The Other ’80s Robots Cartoon That Deserves Blockbuster Treatment

By Zack Zagranis | Published


I know how this is going to sound before I say it, but I’m going to say it anyway. As a kid, I liked the GoBots better than the Transformers. What’s more, I think they deserve a shot at a big-budget, live-action redemption before Paramount vomits out any more abysmal Transformers sequels.

GoBots Showed Up Before The Transformers


I know, I know, it’s blasphemy, but I can’t help it. I’ve always had a thing for underdogs and the GoBots were nothing if not underdogs. Trust me, I am fully prepared to have my nerd card forcibly removed from my person by a gang of rabid Hasbro purists.

Before that happens, though, allow me to try and sell you on a GoBots movie. For anyone not familiar with the GoBots, they were similar to Transformers—giant sentient robots that transformed from vehicles to humanoids and vice versa—but never quite as popular. While the GoBots are often seen as a cheap Transformers knockoff they actually appeared on American toy shelves a whole year before their more successful cousins.

First On The Small And Big Screens


From there both toy lines were turned into half-hour cartoons with the GoBots again beating the Transformers to the punch. To be fair Challenge of the GoBots only began airing a week before Transformers but a win is a win.

Even crazier, the GoBots made their big-screen debut first as well. GoBots: Battle of the Rock Lords hit theaters in March of 1986 while the copycat Transformers: The Movie wasn’t released until August of the same year.

Kids Didn’t Go For The GoBots

For all of their pedigree, the GoBots just never seemed to take off with kids the way Transformers did. If I had to guess, I’d say the series’ lack of memorable characters might have had something to do with it. While Transformers regularly introduced new characters to pad out the Autobots and Decepticons rosters, the GoBots mostly focused on six main characters, and that was pretty much it.

The Guardians And The Renegades

The good guys, known as the Guardians, were comprised of the accurately named Leader 1 (a fighter Jet), Turbo (a race car), and Scooter, whose transformation was self-explanatory. Meanwhile, the evil Renegades were led by Cy-Kill, a maniacal motorcycle, and included Cop-Tur (a helicopter) and Crasher (an evil female race car). As cool as those six were—and they were cool darn it!—any other background GoBots were completely forgettable.

GoBots Are More Powerful


So why did I like these robotic goons? Well, for one thing, as I said, they were underdogs, and I have a soft spot for underdogs.
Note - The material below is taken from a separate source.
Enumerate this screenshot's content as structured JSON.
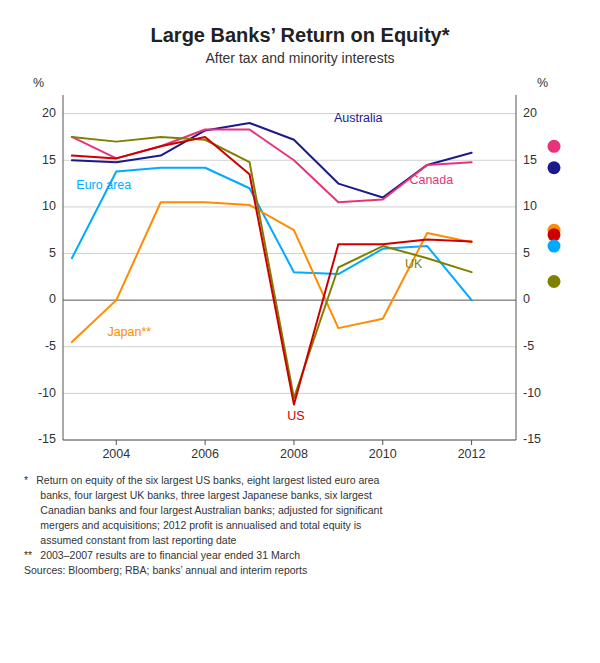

For another thing, they didn’t need guns like the Transformers; the GoBots could shoot deadly energy blasts from their fists. In my pre-pubescent mind, that made them more powerful than the Transformers and, as a result, the more superior transforming robots.

Plus, be honest, would you rather have a fighter Jet on your side or an 18-wheeler? Optimus Prime has to transform out of his vehicle state to fight. Leader one can just rain down hell upon his opponents as he soars by without even changing a wing.

Hasbro Owns GoBots, Too

The real reason I think a GoBots movie could work, however, is actually because of their has-been status in the world of giant transforming robots. Imagine a meta comedy where the GoBots turn out to be real, and everyone’s initial reaction is, “Wait, aren’t these guys just lamer versions of the Transformers?” You see, the M. Night Shyamalanian twist here is that Hasbro actually owns the GoBots as well as the Transformers.

The toy company juggernaut bought the rights to the GoBots brand in 1991 and really hasn’t done much with it since. Now would be as good a time as any to bring the original characters back in a movie. The movie can be set in an alternate reality where the Transformers exist as toys, and the GoBots are seen as a crappy knock-off when they suddenly appear on Earth.

Embrace The Meta

The film could lean into jokes about how the GoBot’s planet of GoBotron has a dumb name and how Lazy it is to name a robot scooter, Scooter. The whole thing would be played for laughs. Basically make it the anti-Transformers.

Then, eventually, when the inevitable Hasbro Cinematic Universe takes off, the GoBots and the Transformers finally come together along with G.I Joe for whatever the toy equivalent of Avengers: Endgame would be.

Boom! Box office gold. I swear I’m in the wrong business.